CDDW 2017. A269. Irritable Bowel Syndrome Patient Experience in Canada
G.P. Attara, J. Gray, G. Aumais
Results: Respondents from every province and territory totalled 2,961. 90% were between 30-69 years of age, 86% female, 97% were adults with IBS. 53% had IBS for more than 10 years. 35% had IBS-D, 18% IBS-C, 41% IBS-M, and 6% unsure. In IBS-C patients, abdominal pain was identified as a distinct predominant symptom. Those with IBS-D experienced many symptoms, with abdominal pain, bloating, urgency, and diarrhea identified as highly concerning. 24% experienced severe abdominal pain in the last 3 months, with severe pain being constant in a high proportion. 62% of patients indicated they experienced pain continuing after bowel movement. The top factors driving patients to see their physician were pain/discomfort and impact of IBS on their personal/professional/daily life. Approximately 93% and 49% of patients consulted with a family doctor and gastroenterologist, respectively, for their IBS. 60% had a colonoscopy. 12% have been hospitalized for IBS. 76% indicated that their symptoms interfere with everyday life and 46% missed work or school due to IBS. Most IBS patients use ≥2 medications on a regular basis to control their symptoms yet only 21% are confident their symptoms are under control. Compounding the issue, 16% are unable to afford any of their prescribed medications, and 26% can only afford some of them.
Conclusion: Canadian IBS patients suffer from multiple symptoms, with the pain experienced by patients being the prime motivating factor to seek care. 79% have symptoms not under control. The conventional standard of care for IBS requires many different treatments to manage the multiple symptoms, with the majority of IBS patients requiring 2 or more treatments on a regular basis. IBS patients experience a wide range of symptoms and comorbidities. It can be a struggle for them to find treatments that are effective and affordable.
CARE Faculty Perspective: IBS is a chronic functional gastrointestinal disorder that affects 13-20% of Canadians.

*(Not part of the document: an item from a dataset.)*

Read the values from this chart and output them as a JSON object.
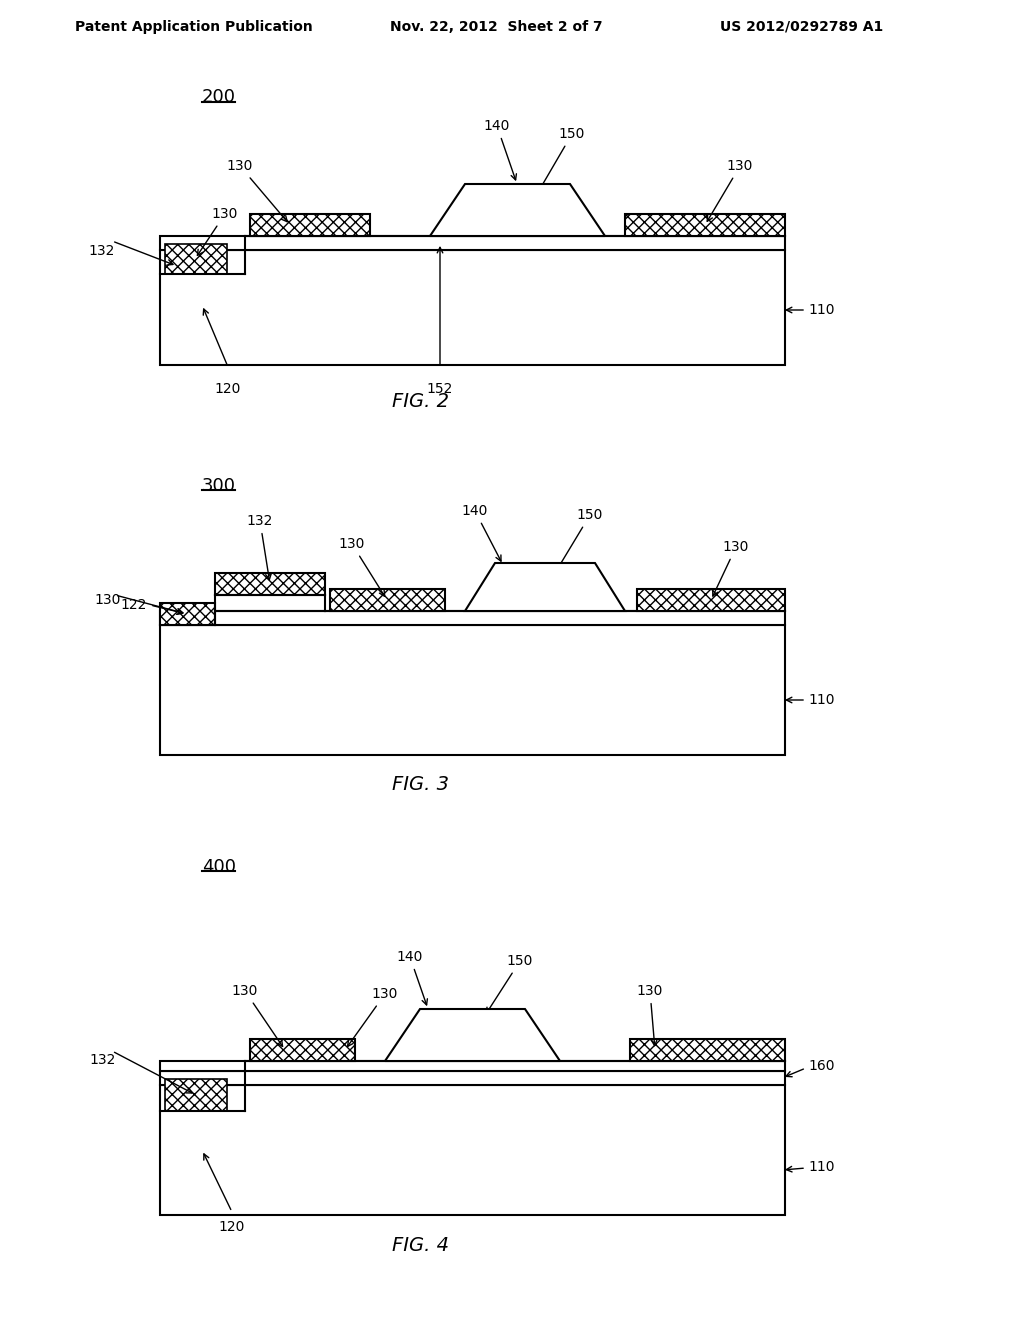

There are a number of symptoms associated with IBS, and research has shown that abdominal pain and bloating are some of the most bothersome symptoms. Lifestyle interventions, such as increased dietary fiber, water intake, and exercise, for the treatment of IBS are universally recommended. However, lifestyle modifications are often not enough.
This study found that one of the main reasons patient seek treatment is due to pain. Linaclotide is approved for both IBS-C and CIC, and has shown to consistently provide abdominal pain relief. In the field of IBS-D, there are no currently approved agents however eluxadoline and rifaximin are currently being reviewed by Health Canada and appear to be promising.